After Louis XIV, as Saint-Amand points out, the conditions of
the Court of France were reflected even more vividly in the characters
of the women of Versailles. "With compression and reserve," he
observes, "there followed scandal. During the regency and the reign of
Louis XV the morals of the Court fast deteriorated. A new epoch
opened--troublous, lewd, dissolute. And was not the Duchess of Berry
eccentric, capricious, passionate, the very image of the time? The
favorites of Louis XV indicate to us in their own sad history the
conditions of debasing humiliation and moral decadence of monarchical
power. At first Louis XV chose his favorites from among ladies of
quality--after that, from the middle classes, and, finally, from the
common women of the people." He did not stop at the low-born shop girl
or the frequenter of evil resorts.
Louis began with the Duchesse de Chateauroux, the exquisite, who
lasted, as we might say, but a day. From that he turned to the
Marquise de Pompadour, a descent sufficiently significant, but it was
only the beginning of decadence.
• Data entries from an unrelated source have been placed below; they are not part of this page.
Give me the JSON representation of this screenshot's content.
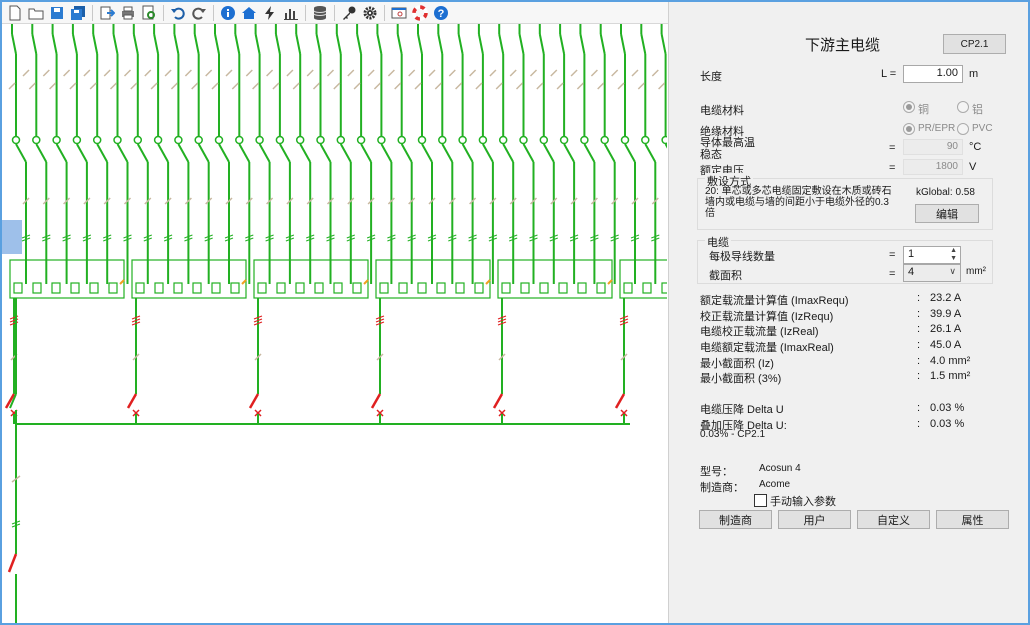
{
  "panel": {
    "title": "下游主电缆",
    "cp_button": "CP2.1",
    "length": {
      "label": "长度",
      "symbol": "L =",
      "value": "1.00",
      "unit": "m"
    },
    "material": {
      "label": "电缆材料",
      "opt1": "铜",
      "opt2": "铝"
    },
    "insulation": {
      "label": "绝缘材料",
      "opt1": "PR/EPR",
      "opt2": "PVC"
    },
    "max_temp": {
      "label_line1": "导体最高温",
      "label_line2": "稳态",
      "eq": "=",
      "value": "90",
      "unit": "°C"
    },
    "rated_voltage": {
      "label": "额定电压",
      "eq": "=",
      "value": "1800",
      "unit": "V"
    },
    "install": {
      "group_title": "敷设方式",
      "desc_line1": "20: 单芯或多芯电缆固定敷设在木质或砖石",
      "desc_line2": "墙内或电缆与墙的间距小于电缆外径的0.3",
      "desc_line3": "倍",
      "kglobal": "kGlobal: 0.58",
      "edit_button": "编辑"
    },
    "cable": {
      "group_title": "电缆",
      "conductors_label": "每极导线数量",
      "conductors_eq": "=",
      "conductors_value": "1",
      "section_label": "截面积",
      "section_eq": "=",
      "section_value": "4",
      "section_unit": "mm²"
    },
    "results": [
      {
        "label": "额定载流量计算值 (ImaxRequ)",
        "sep": ":",
        "value": "23.2 A"
      },
      {
        "label": "校正载流量计算值 (IzRequ)",
        "sep": ":",
        "value": "39.9 A"
      },
      {
        "label": "电缆校正载流量 (IzReal)",
        "sep": ":",
        "value": "26.1 A"
      },
      {
        "label": "电缆额定载流量 (ImaxReal)",
        "sep": ":",
        "value": "45.0 A"
      },
      {
        "label": "最小截面积 (Iz)",
        "sep": ":",
        "value": "4.0 mm²"
      },
      {
        "label": "最小截面积 (3%)",
        "sep": ":",
        "value": "1.5 mm²"
      }
    ],
    "drop": {
      "label": "电缆压降 Delta U",
      "sep": ":",
      "value": "0.03 %"
    },
    "stack": {
      "label": "叠加压降 Delta U:",
      "sep": ":",
      "value": "0.03 %",
      "sub": "0.03% - CP2.1"
    },
    "model": {
      "label": "型号：",
      "value": "Acosun 4"
    },
    "maker": {
      "label": "制造商：",
      "value": "Acome"
    },
    "manual_checkbox": "手动输入参数",
    "buttons": [
      "制造商",
      "用户",
      "自定义",
      "属性"
    ]
  },
  "toolbar": {
    "icons": [
      "new-file-icon",
      "open-folder-icon",
      "save-icon",
      "save-all-icon",
      "export-icon",
      "print-icon",
      "print-preview-icon",
      "undo-icon",
      "redo-icon",
      "info-icon",
      "home-icon",
      "lightning-icon",
      "bar-chart-icon",
      "database-icon",
      "key-icon",
      "gear-icon",
      "search-window-icon",
      "help-ring-icon",
      "help-icon"
    ]
  },
  "colors": {
    "wire": "#22b022",
    "breaker": "#e02020",
    "tick": "#c8b8a0",
    "selection": "#9ec0ea",
    "frame": "#5aa0e0"
  }
}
The King's feeling for the Marquise
was wholly unworthy, and it soon wore itself out. Her death caused him
no regret. On the day of her funeral, during a heavy rainstorm, the
King, standing at one of the windows of Versailles, watched the
carriage bearing the body of his former favorite to Paris, and observed
carelessly: "The Marquise will not have fine weather for her journey.